Latest update April 3rd, 2025 7:31 AM
Nov 12, 2016 Features / Columnists, Freddie Kissoon
As I devour the news all over the world about what Donald Trump will do when he settles into the White House, a consensus is emerging that he will mellow as the years wear on and that the things we fear he will do, that he promised on the campaign trail, will never see the light of day. I disagree.
The pattern of electoral politics since elections began hundreds of years ago is that there has never been a leader who was able to implement all of the promises made. Some didn’t even get in a majority of them. That is the reality of life and it will be with life forever. No politician will ever get all his campaign desires translated into policy.
But some of the promises are worked on early in the months of power because the leader, aware of time constraints, wants to make sure there is early satisfaction among his/her constituencies. The issues that brought you to power must be given early green lights. This is commonsense in electoral power. A hypothetical example should suffice. If a government passes a law that bans all vehicles on the roads on Sundays and you defeated that government in an election in which you promised to repeal that law, you have to.
Commonsense is at work here. You came to power on the strength of that promise to cancel the law, then, you cannot survive if you do not do that. We’ve come know to Trump. It is wild thinking to believe that Trump will get through with all the desires he enunciated during the campaign. But he will implement many of them. His repertoire is full of unworkable, unpalatable things. We will be happy to see the stillbirth of many of them, but many others America will have to live with.
Several items in his arsenal will become policy. Trump will renegotiate trade deals that previous US administrations signed. Even if conclusions run beyond 2020 when the next election is due, he will start the process. It is not just an election promise to rural America where jobs have disappeared; it is the ideology in Trump that will drive him in that direction. He believes America has lost out in these trade arrangements.

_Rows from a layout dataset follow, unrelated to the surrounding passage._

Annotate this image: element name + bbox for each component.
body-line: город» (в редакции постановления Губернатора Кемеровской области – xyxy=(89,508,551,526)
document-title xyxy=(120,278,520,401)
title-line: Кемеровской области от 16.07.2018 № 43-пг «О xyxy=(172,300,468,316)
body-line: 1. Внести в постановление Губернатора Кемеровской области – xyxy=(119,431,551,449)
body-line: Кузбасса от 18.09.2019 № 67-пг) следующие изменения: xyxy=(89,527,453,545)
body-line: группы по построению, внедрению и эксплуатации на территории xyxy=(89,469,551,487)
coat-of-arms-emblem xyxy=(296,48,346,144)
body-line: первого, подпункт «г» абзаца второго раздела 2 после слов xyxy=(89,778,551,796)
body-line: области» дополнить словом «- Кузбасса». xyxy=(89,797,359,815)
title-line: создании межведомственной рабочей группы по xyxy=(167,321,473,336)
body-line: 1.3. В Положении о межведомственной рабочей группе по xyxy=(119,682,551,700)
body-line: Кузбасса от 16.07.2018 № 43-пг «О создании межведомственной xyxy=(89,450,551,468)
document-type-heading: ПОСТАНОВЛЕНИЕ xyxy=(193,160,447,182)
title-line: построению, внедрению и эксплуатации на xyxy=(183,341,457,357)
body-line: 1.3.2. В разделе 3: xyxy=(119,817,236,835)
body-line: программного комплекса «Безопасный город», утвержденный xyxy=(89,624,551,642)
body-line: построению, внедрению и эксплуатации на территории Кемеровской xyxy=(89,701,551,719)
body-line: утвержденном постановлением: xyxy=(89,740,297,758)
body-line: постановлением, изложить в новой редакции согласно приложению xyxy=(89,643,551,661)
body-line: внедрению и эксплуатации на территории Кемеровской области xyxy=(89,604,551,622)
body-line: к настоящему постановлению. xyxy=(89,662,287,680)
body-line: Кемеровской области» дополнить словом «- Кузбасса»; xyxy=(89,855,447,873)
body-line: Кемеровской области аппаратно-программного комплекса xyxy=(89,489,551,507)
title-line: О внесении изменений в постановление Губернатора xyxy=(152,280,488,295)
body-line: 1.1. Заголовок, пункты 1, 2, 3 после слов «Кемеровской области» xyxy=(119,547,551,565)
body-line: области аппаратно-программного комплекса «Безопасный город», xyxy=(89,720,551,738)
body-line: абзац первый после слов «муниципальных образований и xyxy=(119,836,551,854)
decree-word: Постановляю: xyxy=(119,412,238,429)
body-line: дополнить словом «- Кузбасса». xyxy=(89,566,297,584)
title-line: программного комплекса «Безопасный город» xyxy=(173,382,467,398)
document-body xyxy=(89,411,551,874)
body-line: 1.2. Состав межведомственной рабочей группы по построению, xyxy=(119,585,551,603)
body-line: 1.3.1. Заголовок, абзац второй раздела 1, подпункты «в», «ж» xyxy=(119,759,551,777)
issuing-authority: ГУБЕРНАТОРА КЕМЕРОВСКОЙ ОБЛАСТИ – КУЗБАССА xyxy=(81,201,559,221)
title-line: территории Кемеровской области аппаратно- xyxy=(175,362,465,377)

Deep in his mind, Trump believes that if you scrap these trade deals, then American companies will have to restart operations in the US itself and employ American labour. Driving this particular ideology is the Freudian underpinning of race. Trump thinks that these trade arrangements have benefitted non-white people in Mexico, China, and other Third World states. So what we are talking about is a double whammy – he believes the trade patterns take away jobs from the US and provide jobs to non-white foreign countries.
Trump knows that he does not need the Latino vote, and he didn’t get the Latino vote, so he will order Homeland Security to start deporting illegal migrants. He will be uncompromising on that issue. It is self-deception for anyone to think he will put this issue on the backburner. The obsession with illegal migration is a spin-off from his trade ideology – meaning that he accepts the mirage that illegal Mexicans are taking jobs away from rural white folks. I will not dwell on the early extirpation of the Affordable Care Act, because I dealt with that in my column yesterday
In the area of foreign policy, Trump is going to create serious problems for the world. He is not an intellectual. He cannot bring deep, analytical thought to international relations. So what he is going to do is to react emotionally to controversial foreign situations. This is where Trump is going to have to juggle his campaign promises. He told his supporters that Japan, South Korea and other countries have to pay more for the security America provides them with, and if they don’t, then America will not guarantee their safety. But this feeling lies in deep contradiction with his desire to see America rule the world.
So what will face him is a contradiction that will carry a hard choice. Since he will show the world the power of the US, and since he knows he cannot do it without those very allies whose security the US bankrolls, he will drop one campaign promise so another one can be successful. He will avoid irritating American allies in exchange for their support for American military action around the world. Ignoring the consequences because of his intellectual limitations, Trump is going to flex American muscles around the world. The world should be prepared for this from 2017 onwards.